If there's any issue facing state government that's not quite reared its ugly head... but will... it's the price tag for retirement benefits of state employees. And today, a new estimate of those costs may only reinforce the notion that the issue is a ticking fiscal time bomb.
Controller John Chiang has released a new report, conducted by outside researchers, that pegs California will have to shell out some $48.2 billion to cover its current state worker retiree obligations on medical and dental care.
That's an increase of about $340 million since the last report on the issue from Chiang, almost two years ago. (And if there's a silver lining, it turns out to be less than what the 2007 report projected for 2009, thanks to some actions taken in the interim.)

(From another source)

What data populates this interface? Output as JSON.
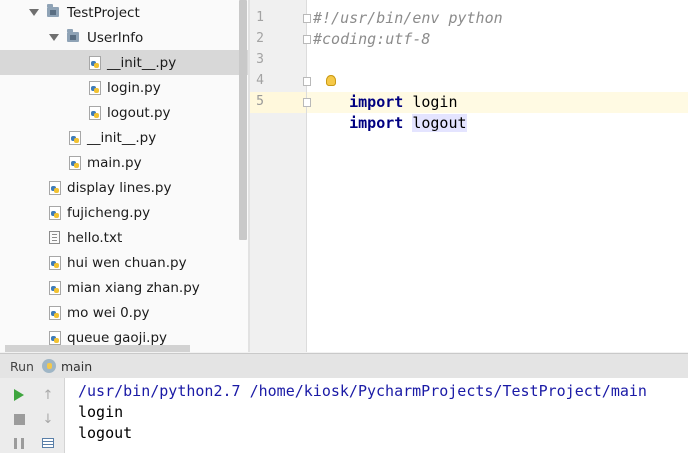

The $48.2 billion liability is over a 30-year period. And as we all know, it comes on the heels of the divisive battle to solve a $41 billion budget shortfall, a battle that left many Californians with the distinct impression state government is already teetering on being flat broke.
So, how does the state meet its multi-billion dollar worker retirement obligation? That's a discussion that Chiang says the report should prompt inside the state Capitol.
The report makes it clear that the earlier the state sets aside money, the lower the long-term cost (thanks to interest payments that could be earned).
Currently, the state is using a 'pay as you go' policy, an annual contribution toward the overall cost... but no pre-payment of retiree health care obligations.
Trouble is, not enough money is being set aside. Today's report says that such a policy should have meant $3.72 billion would be set aside in the current fiscal year. Actual amount being set aside, says Chiang: $1.36 billion.